Testing with analysistest #

The go/analysis framework provides analysistest, which makes testing Analyzers simple and elegant:

func TestAnalyzer(t *testing.T) {
    testdata := analysistest.TestData()
    analysistest.Run(t, testdata, NewAnalyzer(), "transactioncheck")
}

Test cases then live in testdata/src/transactioncheck and use special // want comments for assertions:

func (s *Service) IncorrectUsage(ctx context.Context) error {
    return s.repo.Transaction(ctx, func(tx models.Repo) error {
        _ = s.repo.GetUser( // want "using non-transaction repo; should use \"tx\" instead"
            ctx,
            "123",
        )
        return nil
    })
}

func (s *Service) CorrectUsage(ctx context.Context) error {
    return s.repo.Transaction(ctx, func(tx models.Repo) error {
        _ = tx.GetUser(ctx, "123")  // No "want" comment, should not report.
        return nil
    })
}

The test framework verifies that lines with // want comments produce matching diagnostics and that lines without them produce no diagnostics. This catches both false negatives (missed bugs) and false positives (false reports).

Code in /testdata/src is isolated from the rest of the codebase, so we need to mock dependencies such as the models.Repo interface. The subdirectories below /testdata/src have to mirror the import path.

Running the Linter #

With go/analysis, running the linter is straightforward. Because we only have a single analyzer, we use the singlechecker package. The main function is as simple as:

func main() {
    singlechecker.Main(transactioncheck.NewAnalyzer())
}

This generates a complete CLI with flags for output format, verbosity, and more.

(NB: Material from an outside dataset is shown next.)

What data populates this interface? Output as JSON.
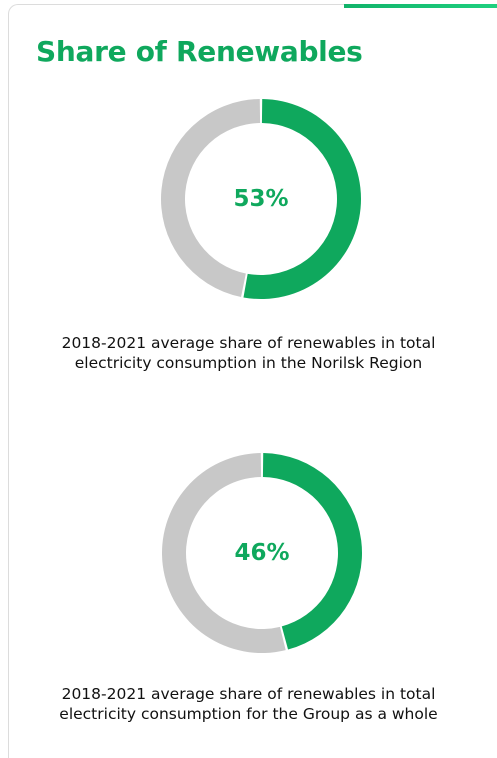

It’s possible to run an analyzer as part of golangci-lint (in fact, they only accept linters written with this framework). Since transactioncheck is not generic to all codebases, proposing it as a public linter didn’t make sense.

golangci-lint also supports private linters, but that would require building a custom binary and configuring every developer’s editor to use it. This was not practical.

For this reason, a custom linter is best run as a standalone tool. For example, at work we use mise as a task runner, so it’s easy to integrate it:

[tasks.lint]
depends_post = "transactioncheck"
run = 'golangci-lint run -v'

[tasks.build-transactioncheck]
sources = ["./tools/transactioncheck/**/*.go"]
run = 'go build -o bin/transactioncheck tools/transactioncheck/cmd/main.go'

[tasks.transactioncheck]
depends = "build-transactioncheck"
run = 'bin/transactioncheck ./...'

The depends key ensures the linter is built before it runs. The depends_post key runs transactioncheck after golangci-lint.

Finally, I added the linter to CI. New violations now break the build, preventing these bugs from reaching production.

You Should Write Your Own Linter #

When I first ran transactioncheck, it found multiple violations across the codebase. These were not hypothetical bugs. Thankfully, none were in services handling financial data, as those get more diligent review, but the risk was real.

What started as frustration with transaction bugs became a two-day project that now protects the entire codebase. The linter runs in seconds, catches a whole class of bugs at compile time, and has required almost no maintenance since.

If your team has code patterns that are easy to get wrong, consider building a custom linter!